The LLM does a 4-pass evaluation to filter out noise that you don't want narrated: copyright notices, DRM boilerplate, ISBN numbers, headers, footers, table of contents entries, and index pages. It also detects chapter boundaries and builds a chapter tree from the document structure.
The Pipeline
- Text extraction — parse the document and pull out raw text, with OCR fallback
- Layout analysis — detect headings, TOC, indexes, headers and footers
- Content filtering — 4-pass LLM evaluation to remove publishing noise
- Chapter detection — build a semantic chapter tree from the structure
- Image captioning — describe images using BLIP-2 so they're mentioned in the narration
- TTS synthesis — generate MP3 audio for each chapter with neural voices
- Timeline assembly — create seek timestamps for synchronized playback
Listening Experience
The frontend is a Next.js app where you manage your library and listen to your audiobooks. The cool part is synchronized text highlighting — as the audio plays, the current paragraph is highlighted and the view scrolls along. You can also click any paragraph to jump to that point in the audio. It sounds like a small thing, but it makes it way more usable than just dumping an MP3.
Fully Local
Everything runs on your own hardware. The LLM runs locally through Ollama (using qwen3:8b), TTS uses edge-tts (Microsoft's free neural voices — they actually sound really good), and OCR runs locally too. No data ever leaves your machine, which was a hard requirement for me since I process work-related documents.

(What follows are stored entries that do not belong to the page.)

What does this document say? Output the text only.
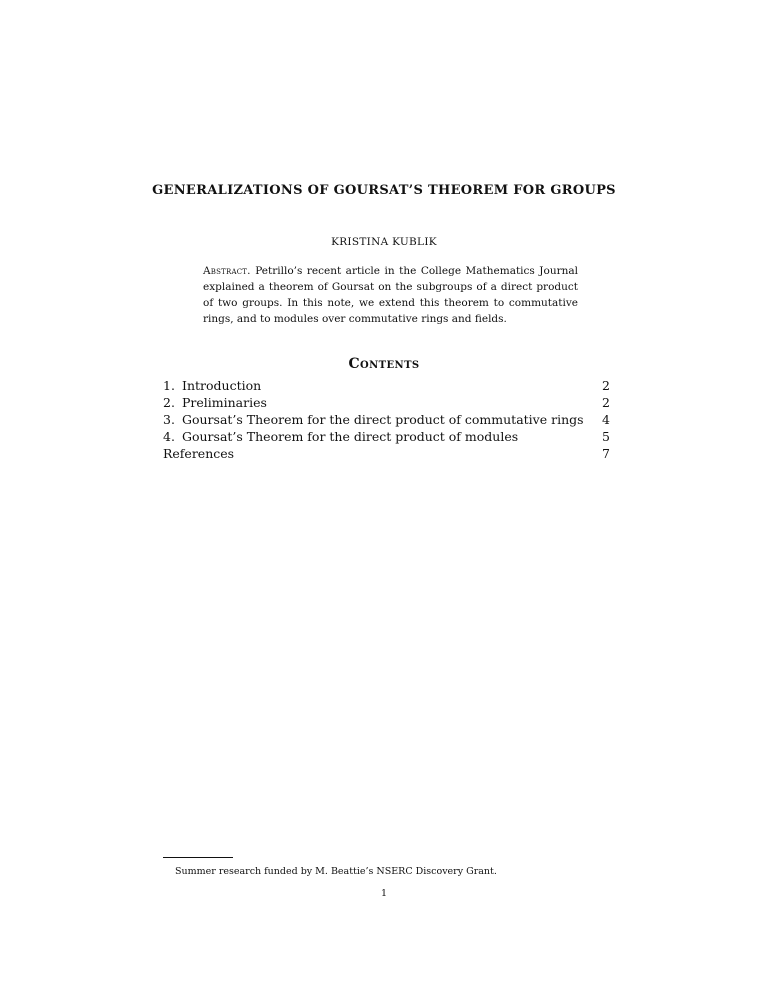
GENERALIZATIONS OF GOURSAT’S THEOREM FOR GROUPS

KRISTINA KUBLIK

Abstract. Petrillo’s recent article in the College Mathematics Journal explained a theorem of Goursat on the subgroups of a direct product of two groups. In this note, we extend this theorem to commutative rings, and to modules over commutative rings and fields.

Contents
1. Introduction	2
2. Preliminaries	2
3. Goursat’s Theorem for the direct product of commutative rings	4
4. Goursat’s Theorem for the direct product of modules	5
References	7

Summer research funded by M. Beattie’s NSERC Discovery Grant.

1
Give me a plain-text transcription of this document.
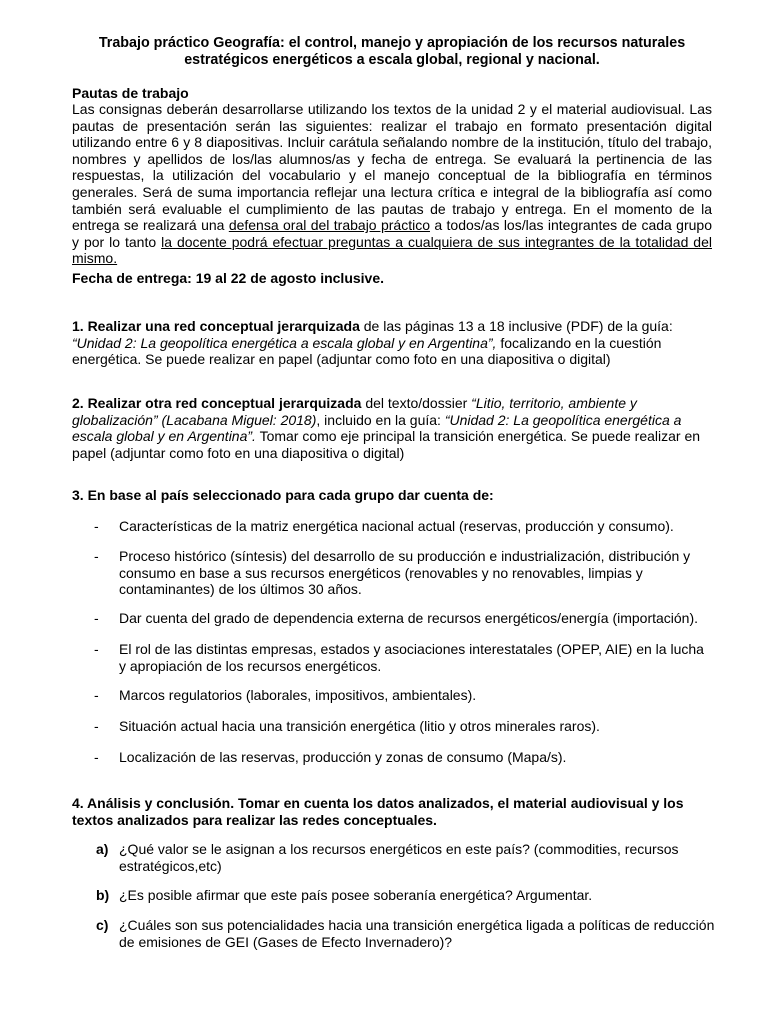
Trabajo práctico Geografía: el control, manejo y apropiación de los recursos naturales estratégicos energéticos a escala global, regional y nacional.

Pautas de trabajo

Las consignas deberán desarrollarse utilizando los textos de la unidad 2 y el material audiovisual. Las pautas de presentación serán las siguientes: realizar el trabajo en formato presentación digital utilizando entre 6 y 8 diapositivas. Incluir carátula señalando nombre de la institución, título del trabajo, nombres y apellidos de los/las alumnos/as y fecha de entrega. Se evaluará la pertinencia de las respuestas, la utilización del vocabulario y el manejo conceptual de la bibliografía en términos generales. Será de suma importancia reflejar una lectura crítica e integral de la bibliografía así como también será evaluable el cumplimiento de las pautas de trabajo y entrega. En el momento de la entrega se realizará una defensa oral del trabajo práctico a todos/as los/las integrantes de cada grupo y por lo tanto la docente podrá efectuar preguntas a cualquiera de sus integrantes de la totalidad del mismo.

Fecha de entrega: 19 al 22 de agosto inclusive.

1. Realizar una red conceptual jerarquizada de las páginas 13 a 18 inclusive (PDF) de la guía: “Unidad 2: La geopolítica energética a escala global y en Argentina”, focalizando en la cuestión energética. Se puede realizar en papel (adjuntar como foto en una diapositiva o digital)

2. Realizar otra red conceptual jerarquizada del texto/dossier “Litio, territorio, ambiente y globalización” (Lacabana Miguel: 2018), incluido en la guía: “Unidad 2: La geopolítica energética a escala global y en Argentina”. Tomar como eje principal la transición energética. Se puede realizar en papel (adjuntar como foto en una diapositiva o digital)

3. En base al país seleccionado para cada grupo dar cuenta de:

- Características de la matriz energética nacional actual (reservas, producción y consumo).
- Proceso histórico (síntesis) del desarrollo de su producción e industrialización, distribución y consumo en base a sus recursos energéticos (renovables y no renovables, limpias y contaminantes) de los últimos 30 años.
- Dar cuenta del grado de dependencia externa de recursos energéticos/energía (importación).
- El rol de las distintas empresas, estados y asociaciones interestatales (OPEP, AIE) en la lucha y apropiación de los recursos energéticos.
- Marcos regulatorios (laborales, impositivos, ambientales).
- Situación actual hacia una transición energética (litio y otros minerales raros).
- Localización de las reservas, producción y zonas de consumo (Mapa/s).

4. Análisis y conclusión. Tomar en cuenta los datos analizados, el material audiovisual y los textos analizados para realizar las redes conceptuales.

a) ¿Qué valor se le asignan a los recursos energéticos en este país? (commodities, recursos estratégicos,etc)
b) ¿Es posible afirmar que este país posee soberanía energética? Argumentar.
c) ¿Cuáles son sus potencialidades hacia una transición energética ligada a políticas de reducción de emisiones de GEI (Gases de Efecto Invernadero)?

If you have a GPU available, you can optionally use Chatterbox for even higher-quality TTS, or spin up vast.ai GPU workers for faster processing. But the base setup runs fine on a regular machine — just slower.
Tech Stack
| Layer | Technology |
|---|---|
| Backend | Python 3.12, FastAPI, Celery |
| Frontend | Next.js 15, Tailwind CSS |
| Database | PostgreSQL 16 |
| Queue | Redis 7 + Celery workers |
| LLM | Ollama (qwen3:8b) |
| TTS | edge-tts, optional Chatterbox |
| OCR | Tesseract + Kraken fallback |
| Auth | JWT + TOTP 2FA |
Deployment
The whole thing runs in Docker Compose. For a minimal setup, a Hetzner CX22 at around 4 euros per month is enough. If you want GPU acceleration for faster processing, you can set up a hybrid architecture — keep the API and database on a cheap VPS and spin up GPU workers on vast.ai only when you're processing new books.